Professeur de lettres et de sciences sociales, né en mai 1960, Pierre-Raymond Dumas est une figure remarquable du paysage médiatique haïtien. Méthodique et laborieux, il a collaboré, entre autres, à Haïti Libérée, à la revue Conjonction, à Clarté Magazine, au journal Le Matin, aux magazines Le Rouleau, L'Information et Le Courrier du Nord-Ouest. Il est un homme de vaste culture, curieux, ouvert au dialogue, perfectionniste.
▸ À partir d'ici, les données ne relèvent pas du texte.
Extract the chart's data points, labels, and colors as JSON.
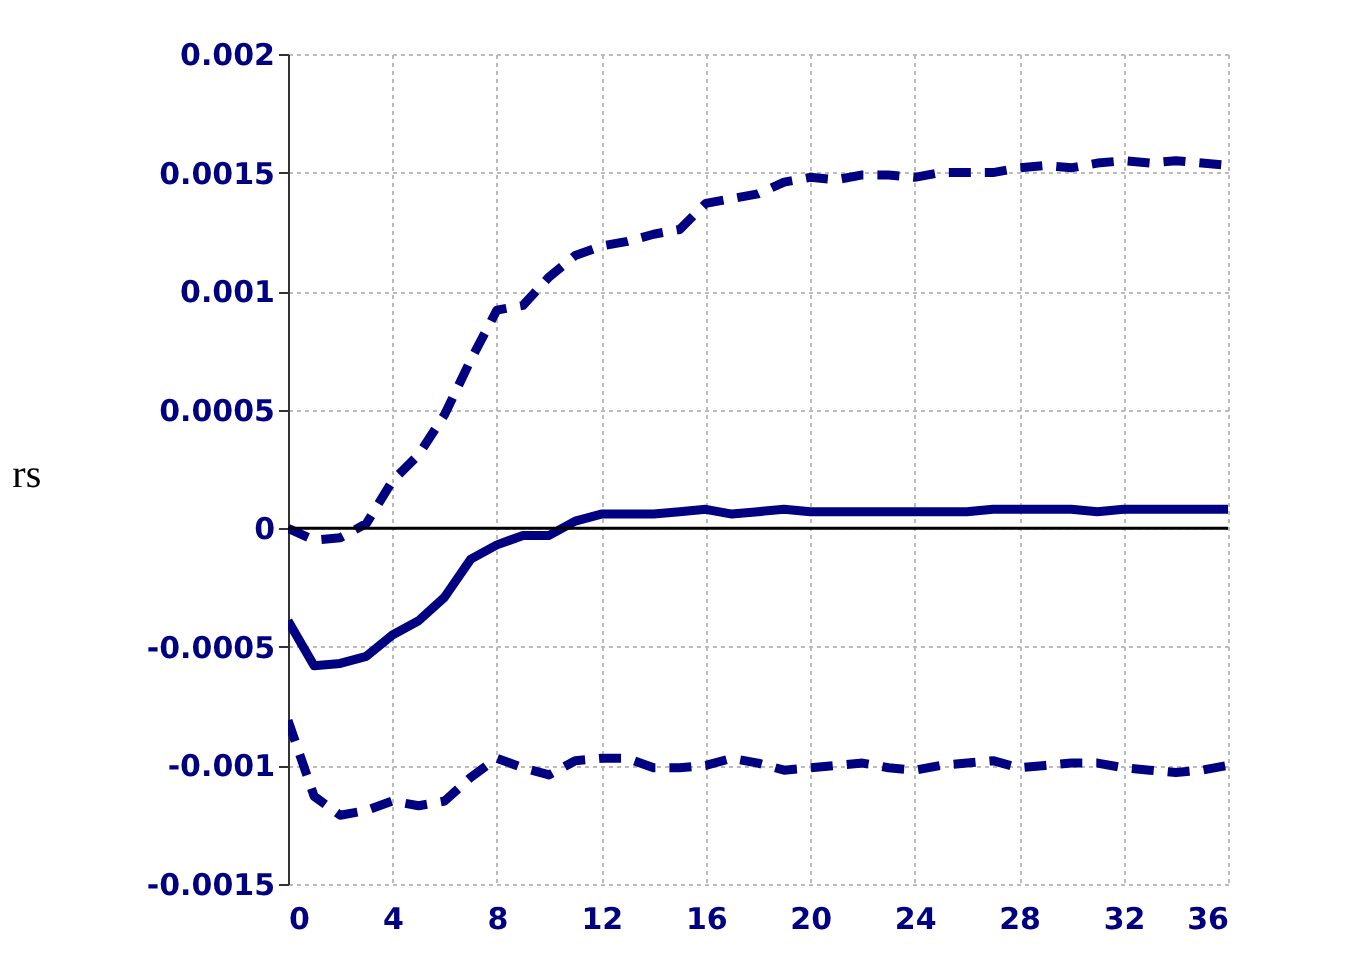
{
  "chart_data": {
    "type": "line",
    "ylabel": "rs",
    "x": [
      0,
      1,
      2,
      3,
      4,
      5,
      6,
      7,
      8,
      9,
      10,
      11,
      12,
      13,
      14,
      15,
      16,
      17,
      18,
      19,
      20,
      21,
      22,
      23,
      24,
      25,
      26,
      27,
      28,
      29,
      30,
      31,
      32,
      33,
      34,
      35,
      36
    ],
    "series": [
      {
        "color": "#000080",
        "line_style": "dashed",
        "values": [
          0,
          -5e-05,
          -4e-05,
          2e-05,
          0.0002,
          0.00031,
          0.00048,
          0.00071,
          0.00092,
          0.00094,
          0.00106,
          0.00115,
          0.00119,
          0.00121,
          0.00124,
          0.00126,
          0.00137,
          0.00139,
          0.00141,
          0.00146,
          0.00148,
          0.00147,
          0.00149,
          0.00149,
          0.00148,
          0.0015,
          0.0015,
          0.0015,
          0.00152,
          0.00153,
          0.00152,
          0.00154,
          0.00155,
          0.00154,
          0.00155,
          0.00154,
          0.00153
        ]
      },
      {
        "color": "#000080",
        "line_style": "solid",
        "values": [
          -0.00039,
          -0.00058,
          -0.00057,
          -0.00054,
          -0.00045,
          -0.00039,
          -0.00029,
          -0.00013,
          -7e-05,
          -3e-05,
          -3e-05,
          3e-05,
          6e-05,
          6e-05,
          6e-05,
          7e-05,
          8e-05,
          6e-05,
          7e-05,
          8e-05,
          7e-05,
          7e-05,
          7e-05,
          7e-05,
          7e-05,
          7e-05,
          7e-05,
          8e-05,
          8e-05,
          8e-05,
          8e-05,
          7e-05,
          8e-05,
          8e-05,
          8e-05,
          8e-05,
          8e-05
        ]
      },
      {
        "color": "#000080",
        "line_style": "dashed",
        "values": [
          -0.00081,
          -0.00113,
          -0.00121,
          -0.00119,
          -0.00115,
          -0.00117,
          -0.00115,
          -0.00105,
          -0.00097,
          -0.00101,
          -0.00104,
          -0.00098,
          -0.00097,
          -0.00097,
          -0.00101,
          -0.00101,
          -0.001,
          -0.00097,
          -0.00099,
          -0.00102,
          -0.00101,
          -0.001,
          -0.00099,
          -0.00101,
          -0.00102,
          -0.001,
          -0.00099,
          -0.00098,
          -0.00101,
          -0.001,
          -0.00099,
          -0.00099,
          -0.00101,
          -0.00102,
          -0.00103,
          -0.00102,
          -0.001
        ]
      }
    ],
    "xlim": [
      0,
      36
    ],
    "xticks": [
      0,
      4,
      8,
      12,
      16,
      20,
      24,
      28,
      32,
      36
    ],
    "ylim": [
      -0.0015,
      0.002
    ],
    "yticks": [
      -0.0015,
      -0.001,
      -0.0005,
      0,
      0.0005,
      0.001,
      0.0015,
      0.002
    ],
    "ref_lines": [
      {
        "axis": "y",
        "value": 0,
        "color": "#000000"
      }
    ],
    "grid": true,
    "marker": "none"
  }
}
Patrice (Pépé) Dumont, né le 22 octobre 1958, fin connaisseur du football, ancien entraîneur d’ailleurs, analyste politique et commentateur sportif, sans conteste se passe de présentation. Le natif de Léogane, fils d’instituteur et institutrice, siège au Parlement haïtien depuis février dernier comme sénateur du département l’Ouest. Cette nouvelle fonction qu’il occupe à la suite des élections législatives de novembre 2016 est perçue comme une sorte de couronnement d’une carrière riche en rebondissements. Le politique À l’instar de beaucoup de jeunes de sa génération minée par la dictature des Duvalier, Patrice n’a jamais été indifférent à la politique dès son jeune âge. Ce virus l’a piqué dès son entrée à l’Ecole normale supérieure en 1978. Sans doute avec l’influence de certains professeurs comme Roger Petit-Frère ou Rémy Zamor.